As I hit my mid 30s I started to notice a worrying trend: I was disappearing.
I’ve always been someone who is quite proactive when it comes to searching for opportunities and then I started to notice that the older I get the more I’m seemingly excluded from them?
So for context I’ll be 38 in four months and am actually looking the big 40 – I have friends that make it look incredibly sexy. So I’ve been looking forward to it as I heard it was about unbridled confidence, you suddenly develop a ‘devil may care’ attitude, you know who you are. But nobody mentioned a slippery slope to invisibility?
I now miss the bar for 35 under 35 lists (40 under 40 lists came and went quickly). Any training and development opportunities are for 16-24 year olds. And don’t get me wrong, this is hardly unfamiliar territory for Black women and I had grown accustomed to uncomfortability of being excluded or ‘othered’ as they say but no one warned me about this extra layer of age and definitely not so soon.
So what’s the deal?
Why do terms like ’emerging talent’ only apply to fresh faced people with birthdays in the 1990’s? Does the world assume that talent dies once you hit a certain age? That if you didn’t have it by your early 20s you were never likely to develop it ? Or more optimistically, does the world believe by the time you reach 35 you’re likely to be supremely talented?
Now here’s where I’m gaining some level of reassurance: my roster. As a manager and agent, what primarily attracts me to talent is their purpose: Are you doing something intentional that’s having an impact? Are you passionate? Am I intrigued/inspired/excited by what you’re doing? So I have a broad range of people on my books. This means – inadvertently – our roster’s about 40% over 40.
And I’ve learnt unequivocally that maturity equals bank. We have talent in their 20s, 30s 40s, 50s AND 60s with the later ages billing the most after reinventing their careers in their 50s, proving that experience is in demand and lucrative.
Another perfect demonstration of the richness of age is one of my favourite films of recent times, The Intern, staring Anne Hathaway and Robert De Niro. Hathaway plays the Founder and CEO of a fashion tech start up which starts an internship for retirees.
In comes De Niro a former phone book salesman who’s looking for something to fill his time and engage his mind.
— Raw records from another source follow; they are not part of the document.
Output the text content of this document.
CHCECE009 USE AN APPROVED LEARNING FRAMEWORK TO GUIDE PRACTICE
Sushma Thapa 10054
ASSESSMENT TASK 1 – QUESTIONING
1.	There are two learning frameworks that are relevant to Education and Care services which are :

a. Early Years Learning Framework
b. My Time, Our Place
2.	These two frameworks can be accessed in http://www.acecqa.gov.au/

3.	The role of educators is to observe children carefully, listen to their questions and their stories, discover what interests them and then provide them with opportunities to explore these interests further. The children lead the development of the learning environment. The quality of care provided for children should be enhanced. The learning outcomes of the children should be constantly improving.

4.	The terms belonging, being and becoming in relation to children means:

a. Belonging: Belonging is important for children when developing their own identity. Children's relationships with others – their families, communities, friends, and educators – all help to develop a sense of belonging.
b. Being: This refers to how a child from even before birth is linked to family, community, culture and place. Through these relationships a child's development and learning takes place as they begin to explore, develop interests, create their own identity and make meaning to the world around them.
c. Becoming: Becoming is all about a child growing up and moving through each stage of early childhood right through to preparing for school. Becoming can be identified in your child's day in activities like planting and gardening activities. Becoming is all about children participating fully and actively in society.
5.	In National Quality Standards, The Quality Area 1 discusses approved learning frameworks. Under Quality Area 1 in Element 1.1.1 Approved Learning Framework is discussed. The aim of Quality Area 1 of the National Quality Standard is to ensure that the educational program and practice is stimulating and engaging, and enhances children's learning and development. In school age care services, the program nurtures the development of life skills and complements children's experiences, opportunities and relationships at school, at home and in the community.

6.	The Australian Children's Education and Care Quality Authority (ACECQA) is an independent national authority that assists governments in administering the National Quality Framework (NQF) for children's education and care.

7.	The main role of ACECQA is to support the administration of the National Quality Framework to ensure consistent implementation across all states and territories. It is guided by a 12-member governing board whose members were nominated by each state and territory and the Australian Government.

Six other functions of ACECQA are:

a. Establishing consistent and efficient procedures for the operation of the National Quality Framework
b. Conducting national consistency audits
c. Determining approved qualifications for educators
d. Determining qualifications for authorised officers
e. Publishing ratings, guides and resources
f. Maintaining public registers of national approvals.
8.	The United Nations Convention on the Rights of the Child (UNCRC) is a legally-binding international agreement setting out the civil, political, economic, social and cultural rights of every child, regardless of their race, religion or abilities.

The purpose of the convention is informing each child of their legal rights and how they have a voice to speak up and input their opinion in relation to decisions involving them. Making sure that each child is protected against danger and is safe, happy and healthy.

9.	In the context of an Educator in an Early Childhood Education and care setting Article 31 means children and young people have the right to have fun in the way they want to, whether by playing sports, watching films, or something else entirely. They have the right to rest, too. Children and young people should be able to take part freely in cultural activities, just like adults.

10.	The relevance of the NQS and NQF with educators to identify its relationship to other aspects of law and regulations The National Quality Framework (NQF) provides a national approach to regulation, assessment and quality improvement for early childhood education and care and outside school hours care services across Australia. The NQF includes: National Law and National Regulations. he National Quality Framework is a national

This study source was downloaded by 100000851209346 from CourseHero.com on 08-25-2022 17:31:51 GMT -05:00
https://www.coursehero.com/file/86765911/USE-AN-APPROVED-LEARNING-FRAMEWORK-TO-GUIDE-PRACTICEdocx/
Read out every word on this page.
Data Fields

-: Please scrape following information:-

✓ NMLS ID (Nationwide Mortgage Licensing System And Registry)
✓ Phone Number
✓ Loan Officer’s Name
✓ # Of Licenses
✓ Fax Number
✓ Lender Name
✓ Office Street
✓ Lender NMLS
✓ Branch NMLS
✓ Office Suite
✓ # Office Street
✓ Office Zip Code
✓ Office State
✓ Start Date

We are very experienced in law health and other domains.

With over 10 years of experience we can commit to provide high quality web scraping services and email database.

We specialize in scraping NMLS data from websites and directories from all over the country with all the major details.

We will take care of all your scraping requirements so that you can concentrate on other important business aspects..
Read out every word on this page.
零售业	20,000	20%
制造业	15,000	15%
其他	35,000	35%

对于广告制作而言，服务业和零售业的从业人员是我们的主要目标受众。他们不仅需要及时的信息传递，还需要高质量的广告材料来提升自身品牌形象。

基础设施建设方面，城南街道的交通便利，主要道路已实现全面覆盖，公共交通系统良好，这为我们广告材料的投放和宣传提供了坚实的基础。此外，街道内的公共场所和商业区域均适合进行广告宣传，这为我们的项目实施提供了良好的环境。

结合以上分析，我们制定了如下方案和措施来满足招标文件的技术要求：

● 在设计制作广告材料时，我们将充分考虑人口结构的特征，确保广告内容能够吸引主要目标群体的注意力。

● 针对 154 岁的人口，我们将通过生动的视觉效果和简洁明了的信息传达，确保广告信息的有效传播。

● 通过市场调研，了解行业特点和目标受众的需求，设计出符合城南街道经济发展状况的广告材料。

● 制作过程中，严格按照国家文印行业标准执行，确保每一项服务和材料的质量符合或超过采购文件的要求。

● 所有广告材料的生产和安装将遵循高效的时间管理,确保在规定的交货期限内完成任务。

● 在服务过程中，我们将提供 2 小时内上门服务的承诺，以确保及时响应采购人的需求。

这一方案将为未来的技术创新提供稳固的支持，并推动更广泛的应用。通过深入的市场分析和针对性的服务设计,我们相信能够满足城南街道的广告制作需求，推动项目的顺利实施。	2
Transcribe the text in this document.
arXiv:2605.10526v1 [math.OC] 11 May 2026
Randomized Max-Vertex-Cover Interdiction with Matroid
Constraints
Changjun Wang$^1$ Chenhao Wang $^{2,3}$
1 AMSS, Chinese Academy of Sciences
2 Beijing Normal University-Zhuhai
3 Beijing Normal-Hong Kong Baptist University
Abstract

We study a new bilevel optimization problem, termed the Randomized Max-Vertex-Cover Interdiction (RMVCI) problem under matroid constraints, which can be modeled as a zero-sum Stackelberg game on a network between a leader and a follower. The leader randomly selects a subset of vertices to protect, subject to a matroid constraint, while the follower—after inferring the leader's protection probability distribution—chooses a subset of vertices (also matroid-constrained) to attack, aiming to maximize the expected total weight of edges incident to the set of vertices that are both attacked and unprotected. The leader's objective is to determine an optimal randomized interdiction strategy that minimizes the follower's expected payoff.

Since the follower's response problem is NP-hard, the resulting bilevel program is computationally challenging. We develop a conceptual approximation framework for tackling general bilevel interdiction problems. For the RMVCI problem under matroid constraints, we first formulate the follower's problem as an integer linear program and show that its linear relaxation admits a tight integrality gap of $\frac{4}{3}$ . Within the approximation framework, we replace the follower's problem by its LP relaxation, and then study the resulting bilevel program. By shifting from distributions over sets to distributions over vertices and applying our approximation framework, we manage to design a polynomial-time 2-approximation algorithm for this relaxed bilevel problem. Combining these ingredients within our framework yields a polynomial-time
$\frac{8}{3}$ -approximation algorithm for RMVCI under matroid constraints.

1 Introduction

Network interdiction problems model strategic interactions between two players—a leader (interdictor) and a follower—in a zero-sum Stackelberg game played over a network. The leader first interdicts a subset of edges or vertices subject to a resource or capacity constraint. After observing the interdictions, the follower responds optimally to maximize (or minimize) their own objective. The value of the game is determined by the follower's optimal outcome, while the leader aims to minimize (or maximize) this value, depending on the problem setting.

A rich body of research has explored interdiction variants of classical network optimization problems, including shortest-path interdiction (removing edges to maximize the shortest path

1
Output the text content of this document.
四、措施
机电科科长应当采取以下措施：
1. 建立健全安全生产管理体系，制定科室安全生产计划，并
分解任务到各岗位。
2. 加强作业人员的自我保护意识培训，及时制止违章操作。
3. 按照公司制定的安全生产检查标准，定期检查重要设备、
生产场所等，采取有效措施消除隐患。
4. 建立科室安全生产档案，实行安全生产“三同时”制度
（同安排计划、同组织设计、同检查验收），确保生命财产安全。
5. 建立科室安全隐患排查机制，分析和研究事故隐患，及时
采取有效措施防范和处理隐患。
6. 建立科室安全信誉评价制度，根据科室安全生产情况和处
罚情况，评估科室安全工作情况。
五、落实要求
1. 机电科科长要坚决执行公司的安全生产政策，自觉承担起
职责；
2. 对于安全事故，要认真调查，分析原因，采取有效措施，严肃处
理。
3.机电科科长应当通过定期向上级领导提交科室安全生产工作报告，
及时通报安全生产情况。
Initially Hathaway dismisses him, considering him to be a useless relic but De Niro would go on to be a business advisor and trusted confidante.
So I want to call out those in society limiting opportunities to the under 35s. You suck. And you’re leaving quality and money on the table. Shout out to people like my business icon, Rihanna, for hiring older models like JoAni Johnson for a Fenty campaign.
Opportunities should exist for all and to those who don’t feel seen? I see you.
Please note that no one under the age of 37 was knowingly harmed in the writing of this blog.